The Mean Value Theorem for Differentiable Functions

# The Mean Value Theorem for Differentiable Functions

Recall from the Rolle's Theorem for Differentiable Functions page that if $f : [a, b] \to \mathbb{R}$ is continuous on $[a, b]$, differentiable on $(a, b)$, and $f(a) = f(b)$ then there exists a point $c \in (a, b)$ for which $f'(c) = 0$. We now state a more general version of Rolle's theorem known as the Mean-Value theorem.

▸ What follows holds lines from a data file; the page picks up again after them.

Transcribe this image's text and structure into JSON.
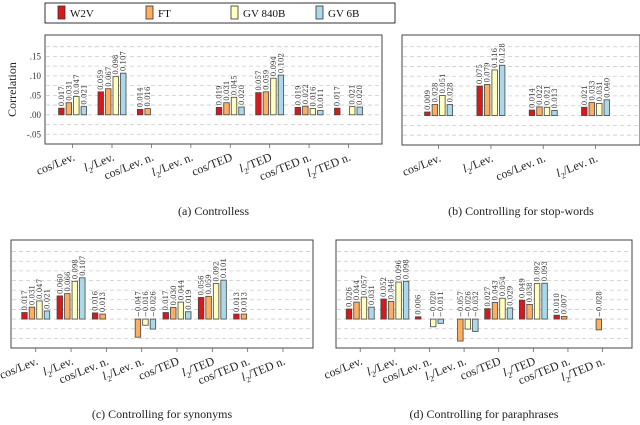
{
  "legend": {
    "placement": "top",
    "entries": [
      {
        "name": "W2V",
        "color": "#d7191c"
      },
      {
        "name": "FT",
        "color": "#fdae61"
      },
      {
        "name": "GV 840B",
        "color": "#ffffbf"
      },
      {
        "name": "GV 6B",
        "color": "#abd9e9"
      }
    ]
  },
  "chart_data": [
    {
      "type": "bar",
      "title": "(a) Controlless",
      "ylabel": "Correlation",
      "yticks": [
        ".15",
        ".10",
        ".05",
        ".00",
        "-.05"
      ],
      "ylim": [
        -0.075,
        0.205
      ],
      "grid": true,
      "categories": [
        "cos/Lev.",
        "l2/Lev.",
        "cos/Lev. n.",
        "l2/Lev. n.",
        "cos/TED",
        "l2/TED",
        "cos/TED n.",
        "l2/TED n."
      ],
      "series": [
        {
          "name": "W2V",
          "values": [
            0.017,
            0.059,
            0.014,
            null,
            0.019,
            0.057,
            0.019,
            0.017
          ]
        },
        {
          "name": "FT",
          "values": [
            0.031,
            0.067,
            0.016,
            null,
            0.031,
            0.059,
            0.022,
            null
          ]
        },
        {
          "name": "GV 840B",
          "values": [
            0.047,
            0.098,
            null,
            null,
            0.045,
            0.094,
            0.016,
            0.021
          ]
        },
        {
          "name": "GV 6B",
          "values": [
            0.021,
            0.107,
            null,
            null,
            0.02,
            0.102,
            0.011,
            0.02
          ]
        }
      ]
    },
    {
      "type": "bar",
      "title": "(b) Controlling for stop-words",
      "ylim": [
        -0.075,
        0.205
      ],
      "grid": true,
      "categories": [
        "cos/Lev.",
        "l2/Lev.",
        "cos/Lev. n.",
        "l2/Lev. n."
      ],
      "series": [
        {
          "name": "W2V",
          "values": [
            0.009,
            0.075,
            0.014,
            0.021
          ]
        },
        {
          "name": "FT",
          "values": [
            0.028,
            0.079,
            0.022,
            0.033
          ]
        },
        {
          "name": "GV 840B",
          "values": [
            0.051,
            0.116,
            0.021,
            0.031
          ]
        },
        {
          "name": "GV 6B",
          "values": [
            0.028,
            0.128,
            0.013,
            0.04
          ]
        }
      ]
    },
    {
      "type": "bar",
      "title": "(c) Controlling for synonyms",
      "ylim": [
        -0.075,
        0.205
      ],
      "grid": true,
      "categories": [
        "cos/Lev.",
        "l2/Lev.",
        "cos/Lev. n.",
        "l2/Lev. n.",
        "cos/TED",
        "l2/TED",
        "cos/TED n.",
        "l2/TED n."
      ],
      "series": [
        {
          "name": "W2V",
          "values": [
            0.017,
            0.06,
            0.016,
            null,
            0.017,
            0.056,
            0.013,
            null
          ]
        },
        {
          "name": "FT",
          "values": [
            0.031,
            0.066,
            0.013,
            -0.047,
            0.03,
            0.059,
            0.013,
            null
          ]
        },
        {
          "name": "GV 840B",
          "values": [
            0.047,
            0.098,
            null,
            -0.016,
            0.044,
            0.092,
            null,
            null
          ]
        },
        {
          "name": "GV 6B",
          "values": [
            0.021,
            0.107,
            null,
            -0.026,
            0.019,
            0.101,
            null,
            null
          ]
        }
      ]
    },
    {
      "type": "bar",
      "title": "(d) Controlling for paraphrases",
      "ylim": [
        -0.075,
        0.205
      ],
      "grid": true,
      "categories": [
        "cos/Lev.",
        "l2/Lev.",
        "cos/Lev. n.",
        "l2/Lev. n.",
        "cos/TED",
        "l2/TED",
        "cos/TED n.",
        "l2/TED n."
      ],
      "series": [
        {
          "name": "W2V",
          "values": [
            0.026,
            0.052,
            0.006,
            null,
            0.027,
            0.049,
            0.01,
            null
          ]
        },
        {
          "name": "FT",
          "values": [
            0.044,
            0.046,
            null,
            -0.057,
            0.043,
            0.038,
            0.007,
            -0.028
          ]
        },
        {
          "name": "GV 840B",
          "values": [
            0.057,
            0.096,
            -0.02,
            -0.026,
            0.054,
            0.092,
            null,
            null
          ]
        },
        {
          "name": "GV 6B",
          "values": [
            0.031,
            0.098,
            -0.011,
            -0.032,
            0.029,
            0.093,
            null,
            null
          ]
        }
      ]
    }
  ]
}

Theorem 1 (The Mean-Value Theorem): Let $f : [a, b] \to \mathbb{R}$. If $f$ is continuous on $[a, b]$ and differentiable on $(a, b)$ then there exists a point $c \in (a, b)$ such that $\displaystyle{f'(c) = \frac{f(b) - f(a)}{b - a}}$. |

**Proof:**Define a function $\varphi$ on $[a, b]$ by:

\begin{align} \quad \varphi(x) = f(x) - f(a) - \frac{f(b) - f(a)}{b - a} (x - a) \end{align}

- Observe that $\varphi$ is continuous on $[a, b]$, differentiable on $(a, b)$ and that $\varphi(b) = 0 = \varphi(a)$. By Rolle's theorem there exists a point $c \in (a, b)$ such that $\varphi'(c) = 0$. The derivative of $\varphi$ is:

\begin{align} \quad \varphi'(x) = f'(x) - \frac{f(b) - f(a)}{b - a} \end{align}

- Plugging in $x = c$ gives us:

\begin{align} \quad 0 = f'(c) - \frac{f(b) - f(a)}{b - a} \end{align}

- And so there exists a point $c \in (a, b)$ for which $\displaystyle{f'(c) = \frac{f(b) - f(a)}{b - a}}$. $\blacksquare$